We will see the term “empty tomb” many times over on Easter. However, it is well for us to realize that Jesus’ followers did not proclaim “The tomb is empty.” They announced “Jesus is risen.” The Resurrection is the reason we celebrate today. That is the reason we exclaim “Alleluia!” Knowledgeable Catholics know that we do not include “Alleluia” in our liturgies during Lent. We wait for this day, Holy Easter, to shout this word of praise, which means “Praise God.” In fact throughout our Easter season we will assert “Alleluia” many times. “Alleluia” is one of the ultimate things we can say in thanksgiving, joy, and triumph. That one word sums up our feelings on this wonderful and holy day.
All of our readings on Easter Sunday point to Resurrection and hope. The first reading comes from the Acts of the Apostles. St. Peter may have denied Christ but he was also the one identified by the Lord to found the Church. Peter becomes the voice, the witness, to that hope found in Christ. “He (Jesus) commissioned us to preach to the people and testify that he is the one appointed by God.” Peter declared the truth to all, Gentiles and Jews. The attitude of Jews toward Gentiles at that time was dramatic. For example, if a Jew married a Gentile, the Jewish family would have a funeral for the lost Jew. A Jew began each day with a prayer thanking God that he or she was not a Gentile. Thus, Peter is pointing out to us the significance of what occurred on Easter — Jesus arose to save us all.
St. Paul, in the second reading from his letter to the Colossians, provides us with our motivation and reasoning for hope on this Easter Sunday: “Think of what is above, not of what is on earth.” As much as we may be burdened and cognizant of our life on earth, Easter gives us that freedom, that release to look beyond our earthly existence.
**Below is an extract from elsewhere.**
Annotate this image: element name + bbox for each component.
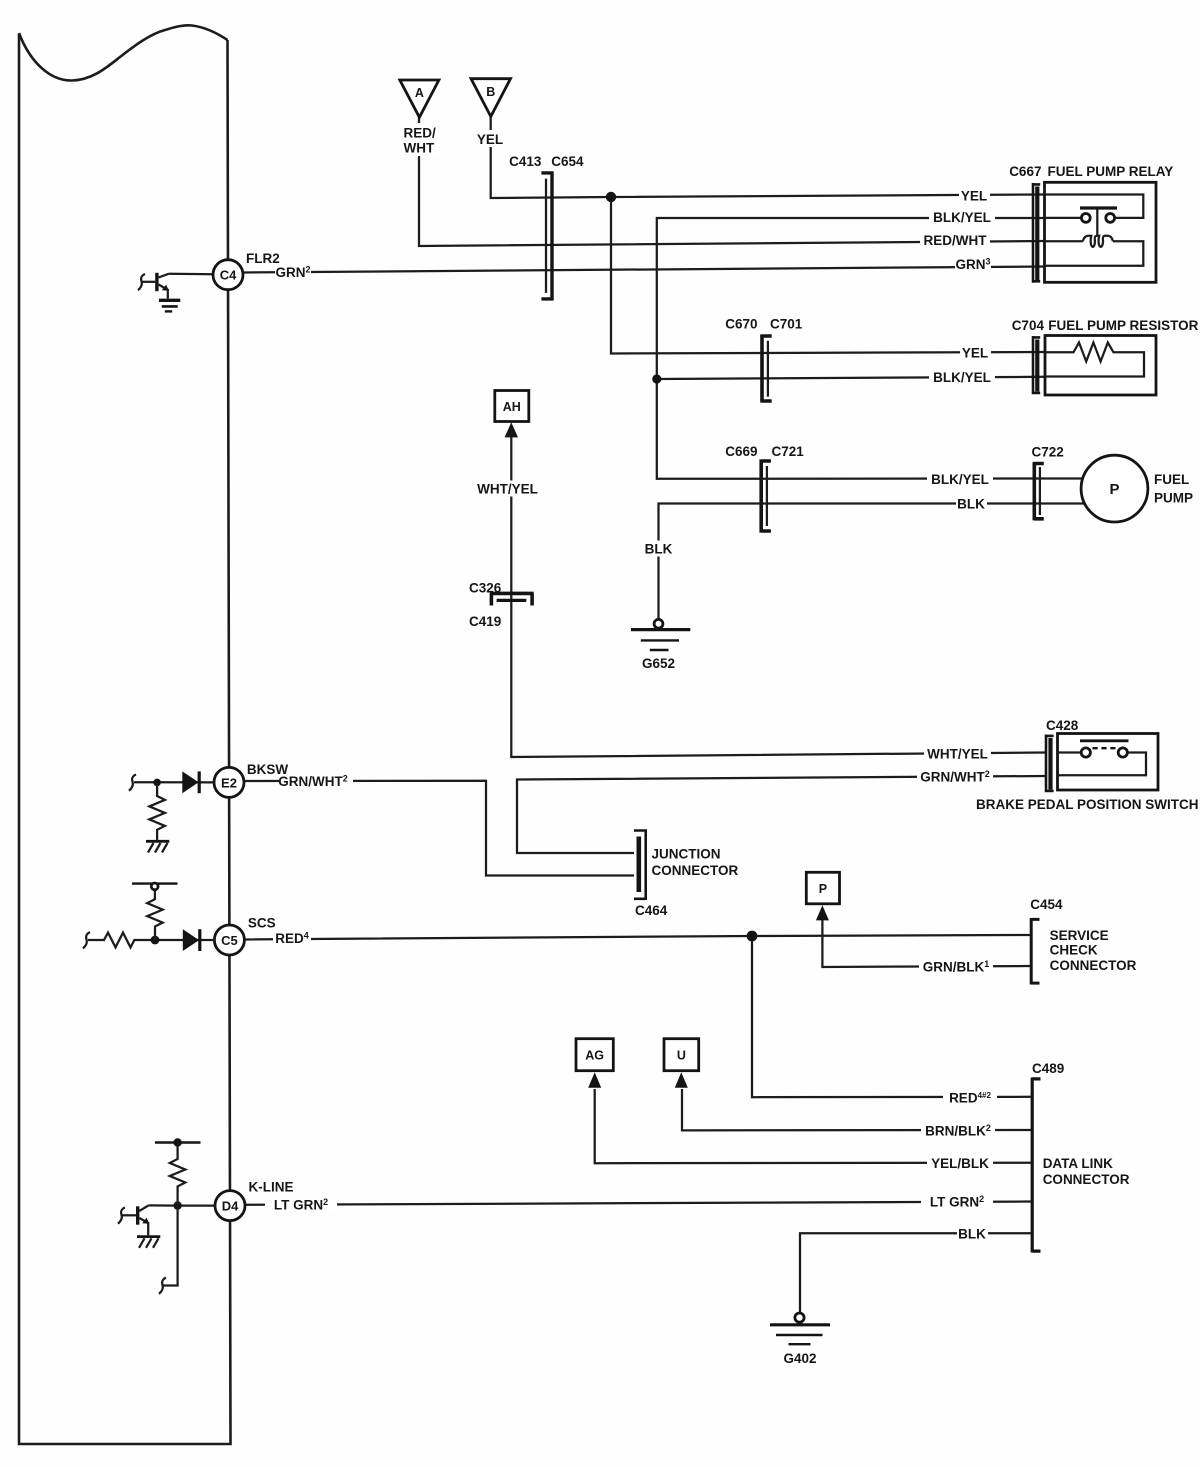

Our hope is in the Lord because of the ultimate sacrifice He made for us. Through Him we are saved and through Him we rejoice. It is not just that we will see Christ’s glory. We will share it.
The Gospel is a firsthand account from St. John of the discovery of Christ’s Resurrection. Women discover that the tomb appears to be empty and Mary of Magdala rushes to report the fact to the Apostles. Peter and John literally run to the tomb to investigate. John, in an act of humility, only says that Peter “and the other disciple went out and came to the tomb.” Of course, John is not so humble that he fails to report that he ran faster than Peter and arrived there first. It is difficult to imagine the emotions which were rushing through them both though. As is usually the case, there are some subtleties within this Gospel which may be overlooked. It is important that it was women who discovered that Christ was no longer in the tomb. In those days the testimony of women was less regarded than that of men. If someone were going to fabricate a story, they would not have used women as the first witnesses.
It is also of consequence to note that the tomb was heavily guarded. There is no question that Christ leaving the tomb was supernatural in effect. Jesus arose and through that Resurrection we can all be saved. Truly our hope is in the Lord.